Knowledge(graph) is Power!

Aaron Ross

Aaron Ross

Software Engineer / Web Developer @ EyeCue Lab

Recently I've been trying to get myself organized, and one thing that has been recommended to me time and again is the bullet journal method for tracking my daily tasks. Usually though, I can actually keep track of things for a day at a time and I can be rather productive when focused on tasks. My issue lies in connecting things over time:

I needed a something that could help me keep track not just of today's tasks, but help me connect yesterday's tasks with tomorrow's.

In steps logseq

Graph Databases#

We are going to take a brief detour to talk about Graph Databases. While most people might be familiar with a standard database that structures data into table like structures where each row corresponds to a single entry and each column corresponds to a property, like name, email, or last_signed_in. From here the world opens up by doing things like joining tables together and then making advanced selections against the results. This is often called a Relational Database and as the name implies they are a really good strategy for storing relational data structures.

While the most common it isn't the only way to structure your relational data. With a graph database the data isn't really the first class citizen, the relationship is.
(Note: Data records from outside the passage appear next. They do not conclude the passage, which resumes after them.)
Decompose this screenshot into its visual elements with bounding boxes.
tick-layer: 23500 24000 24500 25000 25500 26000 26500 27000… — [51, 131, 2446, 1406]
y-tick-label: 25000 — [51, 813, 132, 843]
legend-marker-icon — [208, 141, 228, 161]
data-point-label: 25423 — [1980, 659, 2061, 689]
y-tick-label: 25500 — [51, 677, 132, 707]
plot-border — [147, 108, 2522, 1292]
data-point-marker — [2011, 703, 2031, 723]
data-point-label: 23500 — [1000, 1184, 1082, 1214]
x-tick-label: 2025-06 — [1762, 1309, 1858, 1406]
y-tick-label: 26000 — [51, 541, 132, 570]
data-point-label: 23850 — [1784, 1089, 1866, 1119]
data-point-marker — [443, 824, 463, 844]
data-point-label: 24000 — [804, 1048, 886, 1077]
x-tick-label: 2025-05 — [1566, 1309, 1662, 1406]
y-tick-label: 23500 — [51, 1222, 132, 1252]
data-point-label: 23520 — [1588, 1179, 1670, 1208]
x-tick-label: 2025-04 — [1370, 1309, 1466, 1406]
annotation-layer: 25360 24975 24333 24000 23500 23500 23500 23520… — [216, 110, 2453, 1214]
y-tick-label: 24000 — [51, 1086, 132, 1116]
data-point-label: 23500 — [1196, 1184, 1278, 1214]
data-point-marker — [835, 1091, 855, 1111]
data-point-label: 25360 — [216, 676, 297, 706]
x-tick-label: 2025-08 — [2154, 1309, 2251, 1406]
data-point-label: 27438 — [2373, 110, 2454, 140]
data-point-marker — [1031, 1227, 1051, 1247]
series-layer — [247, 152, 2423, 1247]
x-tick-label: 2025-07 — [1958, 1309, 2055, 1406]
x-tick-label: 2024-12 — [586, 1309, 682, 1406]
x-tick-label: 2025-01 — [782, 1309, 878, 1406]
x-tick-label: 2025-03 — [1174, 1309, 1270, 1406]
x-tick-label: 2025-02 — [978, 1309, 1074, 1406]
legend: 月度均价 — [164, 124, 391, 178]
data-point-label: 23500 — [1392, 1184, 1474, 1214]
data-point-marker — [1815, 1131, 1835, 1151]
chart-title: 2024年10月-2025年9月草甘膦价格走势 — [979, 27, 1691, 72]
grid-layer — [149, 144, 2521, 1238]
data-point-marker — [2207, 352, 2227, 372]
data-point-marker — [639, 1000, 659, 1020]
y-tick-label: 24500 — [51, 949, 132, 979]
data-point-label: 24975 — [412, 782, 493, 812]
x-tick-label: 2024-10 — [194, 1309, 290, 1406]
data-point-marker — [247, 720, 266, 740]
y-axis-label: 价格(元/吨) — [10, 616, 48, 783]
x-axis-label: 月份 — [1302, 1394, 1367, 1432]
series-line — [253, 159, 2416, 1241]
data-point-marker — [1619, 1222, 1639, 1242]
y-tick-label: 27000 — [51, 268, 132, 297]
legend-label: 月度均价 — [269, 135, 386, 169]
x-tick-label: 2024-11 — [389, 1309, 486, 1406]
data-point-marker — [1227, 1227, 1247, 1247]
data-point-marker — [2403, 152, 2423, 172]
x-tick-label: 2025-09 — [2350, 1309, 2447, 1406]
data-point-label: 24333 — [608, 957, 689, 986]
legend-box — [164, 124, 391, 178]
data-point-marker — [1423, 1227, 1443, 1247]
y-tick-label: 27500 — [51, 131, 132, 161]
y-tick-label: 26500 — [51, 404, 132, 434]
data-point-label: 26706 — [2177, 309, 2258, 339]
This is borne out in three fundamental terms when thinking about graph data where instead of thinking about records, tables and their relations graph databases track properties, nodes and their edges.

  • properties: are comparable to table columns in a relational database and are individual pieces of information associated to nodes
  • nodes: are analogous to records but unlike a table record in a relational database a node can have any properties associated that we want
  • edges: are the relationships, or connections, between nodes and where things really get interesting.

Graph Database Diagram

This means that when you query a graph database for all the cats with green eyes instead of iterating through every cat record (or in a more complex example multiple tables) too pull out records that contain the column eye_color and match green a graph database stores the edges directly so that the relationship green eyes is keyed directly to the nodes connected to it.

Instead of going into too much further detail I'll leave you with some future research on directed vs undirected graphs.

Note Taking and Organizing#

Ok, so what does any of this have to do with productivity or organizing. Well, I mentioned it at the top, but Logseq is a note taking and productivity app based on the idea of a knowledge graph and combines it with a bullet journal style (markdown powered) interface to create what they call your personal knowledge graph allowing you to link subjects, notes and individual todo items together into your own (github synced) web note taking app.

Ok, that sounds nice, but how do you use it

Well, if you already started editing your homepage you can spot their documentation on github but I'll go through some major takeaways:

Overview#

When you open logseq for the first time you will see either their demo page, or just a new Date named page (journal style) like this one (but with no content):

The core functionality lies around making nested TODO lists, but you will notice the [[<some name>]] syntax on some of my bullet items. This is how you create or reference another page in your knowledge graph. Click on that link (like CBA, my work project) and you'll be taken to that page:

That contains both its own list as well as a linked references section that will show you all the other places in your knowledge graph that this page is referenced.

pretty cool, but what else?

I am so glad you asked. If you open up the hamburger menu on the top right of the page you can view:

  • Contents -- an editable/manageable table of contents for finding pages you use frequently
  • Recents -- a history of your recently visited pages
  • Page Graph -- a visualization of this page (or node) and all its edges and connected nodes:

The reason this feature excites me is that it allows you (once you accrue and link content) to explore relationships between topics that you didn't see before or didn't realize existed. Not to mention that the tasks I did yesterday can now directly be linked to the tasks I need to do tomorrow. I can organize research by topic, throw a link into its category for future reading and mark it with /TODO to know that I didn't read it yet and then weeks or months later come back and see that resource, consume it and mark it /DONE.

Thanks for sticking through and I hope you give logseq a try. You can set up persistence across devices by setting up a dedicated github repository for the service to use as a backend or just operate on a single machine via local storage.